Loudspeaker boxes are usually made of sturdy and heavy material to avoid any resonance vibrations. This is not possible with the Fr-1xb as it should be a lightweight instrument. If you listen to your playing using headphones or by connecting the Fr-1xb to a separate amplifier and loudspeakers there are no problems.
However,  I am playing most of the time using the built in speakers and often at full volume. Certain sounds like one clarinet sound tend to resonate at or near the E sound.  A heavier loudspeaker box is out of the question as are any kind of stiffeners to the box which would only raise the resonance point to an even more annoying frequency.

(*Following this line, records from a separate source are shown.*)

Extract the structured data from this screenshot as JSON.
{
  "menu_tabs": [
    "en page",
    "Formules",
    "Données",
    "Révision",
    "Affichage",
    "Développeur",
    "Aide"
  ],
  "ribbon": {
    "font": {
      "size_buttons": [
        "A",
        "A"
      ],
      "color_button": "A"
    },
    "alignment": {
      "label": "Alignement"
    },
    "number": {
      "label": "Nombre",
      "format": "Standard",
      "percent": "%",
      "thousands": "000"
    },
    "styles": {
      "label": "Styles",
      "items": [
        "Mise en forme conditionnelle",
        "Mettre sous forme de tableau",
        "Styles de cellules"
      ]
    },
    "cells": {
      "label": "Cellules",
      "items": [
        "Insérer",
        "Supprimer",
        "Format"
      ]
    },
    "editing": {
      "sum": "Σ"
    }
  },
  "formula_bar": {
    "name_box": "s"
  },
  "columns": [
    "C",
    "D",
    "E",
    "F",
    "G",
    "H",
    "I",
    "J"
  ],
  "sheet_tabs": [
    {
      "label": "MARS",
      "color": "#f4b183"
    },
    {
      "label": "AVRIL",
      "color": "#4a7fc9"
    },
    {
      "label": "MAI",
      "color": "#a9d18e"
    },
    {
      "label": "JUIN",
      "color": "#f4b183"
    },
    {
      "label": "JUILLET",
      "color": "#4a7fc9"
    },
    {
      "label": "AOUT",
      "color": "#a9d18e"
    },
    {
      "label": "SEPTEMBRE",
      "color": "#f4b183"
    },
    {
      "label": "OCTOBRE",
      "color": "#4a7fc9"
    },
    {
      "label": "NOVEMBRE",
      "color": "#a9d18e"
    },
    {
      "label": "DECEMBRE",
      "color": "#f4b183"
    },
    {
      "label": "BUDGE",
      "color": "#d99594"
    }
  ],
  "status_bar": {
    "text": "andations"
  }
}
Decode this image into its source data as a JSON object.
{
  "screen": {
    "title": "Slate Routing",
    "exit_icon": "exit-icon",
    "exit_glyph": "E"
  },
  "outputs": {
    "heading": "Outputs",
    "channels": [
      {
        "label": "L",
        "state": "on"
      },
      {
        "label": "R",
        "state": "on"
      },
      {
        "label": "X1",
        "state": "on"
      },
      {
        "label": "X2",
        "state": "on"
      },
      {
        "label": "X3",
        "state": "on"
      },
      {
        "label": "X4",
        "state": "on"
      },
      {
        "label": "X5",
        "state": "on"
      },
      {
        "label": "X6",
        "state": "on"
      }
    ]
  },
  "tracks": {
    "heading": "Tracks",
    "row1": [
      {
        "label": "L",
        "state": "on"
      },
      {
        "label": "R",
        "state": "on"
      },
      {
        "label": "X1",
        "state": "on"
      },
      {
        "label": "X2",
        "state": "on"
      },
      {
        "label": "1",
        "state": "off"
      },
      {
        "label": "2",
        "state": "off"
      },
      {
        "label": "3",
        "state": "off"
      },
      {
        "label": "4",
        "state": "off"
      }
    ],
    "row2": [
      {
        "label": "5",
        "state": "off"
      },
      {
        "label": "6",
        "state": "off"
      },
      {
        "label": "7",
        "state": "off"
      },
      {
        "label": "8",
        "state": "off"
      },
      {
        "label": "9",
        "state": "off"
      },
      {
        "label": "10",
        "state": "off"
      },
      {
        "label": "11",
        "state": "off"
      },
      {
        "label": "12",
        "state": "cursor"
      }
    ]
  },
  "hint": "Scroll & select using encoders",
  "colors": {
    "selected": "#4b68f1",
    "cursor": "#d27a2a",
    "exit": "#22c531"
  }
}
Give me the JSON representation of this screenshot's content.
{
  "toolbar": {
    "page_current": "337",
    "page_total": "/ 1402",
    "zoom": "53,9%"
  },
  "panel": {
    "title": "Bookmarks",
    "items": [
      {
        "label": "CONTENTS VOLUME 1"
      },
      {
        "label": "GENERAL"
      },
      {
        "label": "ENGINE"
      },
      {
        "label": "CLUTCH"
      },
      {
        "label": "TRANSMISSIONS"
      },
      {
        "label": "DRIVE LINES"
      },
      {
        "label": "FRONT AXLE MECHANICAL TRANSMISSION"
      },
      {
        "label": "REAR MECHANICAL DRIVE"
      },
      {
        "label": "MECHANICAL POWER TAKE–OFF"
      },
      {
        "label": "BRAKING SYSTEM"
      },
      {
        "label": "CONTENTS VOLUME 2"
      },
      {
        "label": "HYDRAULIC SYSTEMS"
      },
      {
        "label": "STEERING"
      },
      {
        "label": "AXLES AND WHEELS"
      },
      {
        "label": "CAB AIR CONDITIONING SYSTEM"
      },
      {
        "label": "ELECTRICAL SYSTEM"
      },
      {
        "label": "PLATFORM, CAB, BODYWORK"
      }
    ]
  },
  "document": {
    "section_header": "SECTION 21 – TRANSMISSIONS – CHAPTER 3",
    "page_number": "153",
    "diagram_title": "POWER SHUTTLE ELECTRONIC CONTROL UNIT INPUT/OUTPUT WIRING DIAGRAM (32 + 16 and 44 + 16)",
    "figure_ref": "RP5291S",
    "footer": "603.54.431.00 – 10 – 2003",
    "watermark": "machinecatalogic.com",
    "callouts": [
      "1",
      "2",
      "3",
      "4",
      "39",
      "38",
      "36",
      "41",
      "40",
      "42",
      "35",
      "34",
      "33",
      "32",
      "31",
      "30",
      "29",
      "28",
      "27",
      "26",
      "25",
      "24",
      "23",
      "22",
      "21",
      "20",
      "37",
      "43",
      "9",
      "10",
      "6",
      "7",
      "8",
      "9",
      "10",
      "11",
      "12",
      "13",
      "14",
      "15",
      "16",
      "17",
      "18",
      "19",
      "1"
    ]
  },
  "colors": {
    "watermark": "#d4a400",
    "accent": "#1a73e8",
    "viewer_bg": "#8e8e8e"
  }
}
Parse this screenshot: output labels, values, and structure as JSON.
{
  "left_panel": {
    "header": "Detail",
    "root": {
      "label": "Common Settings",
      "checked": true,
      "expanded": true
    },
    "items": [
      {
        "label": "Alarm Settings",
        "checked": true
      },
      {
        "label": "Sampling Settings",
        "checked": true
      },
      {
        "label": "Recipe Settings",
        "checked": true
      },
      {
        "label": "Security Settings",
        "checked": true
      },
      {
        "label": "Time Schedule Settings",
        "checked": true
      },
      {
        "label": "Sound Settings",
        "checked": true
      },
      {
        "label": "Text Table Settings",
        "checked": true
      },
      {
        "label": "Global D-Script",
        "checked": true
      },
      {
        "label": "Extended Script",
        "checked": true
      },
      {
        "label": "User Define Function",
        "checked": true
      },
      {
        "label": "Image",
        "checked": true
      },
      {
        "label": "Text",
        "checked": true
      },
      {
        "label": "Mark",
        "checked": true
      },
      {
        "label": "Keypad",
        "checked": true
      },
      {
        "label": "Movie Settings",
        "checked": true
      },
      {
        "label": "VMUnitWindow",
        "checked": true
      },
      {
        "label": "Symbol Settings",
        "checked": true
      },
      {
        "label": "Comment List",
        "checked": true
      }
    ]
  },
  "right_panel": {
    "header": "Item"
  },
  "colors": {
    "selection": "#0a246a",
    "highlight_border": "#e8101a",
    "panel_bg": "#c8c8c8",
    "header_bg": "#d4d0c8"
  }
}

The only possibility I see is to make the loudspeaker box or frame softer in structure to lower the resonance frequency so that it falls below the normal playing sounds. I have not opened the Fr-1xb box to see if this would be possible but in my 40 years of design career I have successfully used this method a couple of times to get rid of bad resonances.
I used the Vibration program in my iPhone to see if there is any difference in amplitude of sounds near the  E-key and how the E behaves if pressed continuously. The sound is Clarinet.

resonance  fluctuating E


The Roland Fr-1xb is an excellent instrument and it became even better after I succesfully solved the annoying recharge problem.  If we forget the resonance issue, the two remaining problems would require minor recoding of the Fr-1xb system software which only the factory can do. Therefore, I have a proposal to the Roland Company:

Please, make a special version of the system software and distribute it via internet for those who need it.  It is not necessary to distribute it to all owners of the Fr-1xb.  This system software should have two modifications:
2) A couple of new BLC parameter values offering much smaller forces to pull and push bellows for full sound volume.
3) A master tuning parameter tun-value which can be saved into the users settings file
after adjustment.


A polka from Houtskari Island in Finland

A medley of Finnish polka music and international dancing samples

By comparison this tango was played with an acoustic accordion and an acoustic violin plus a number of MIDI-instrument tracks payed with my Ketron Midjay module.


1. Incredible!  Roland should hire you! The amount of effort it takes to move the Bellows on the Fr1X is bizarre... And I hope Roland takes your advice and provides...                                            

2. Hello. Enjoyed your video Polka from Houtskari Island and your ingenious volume control.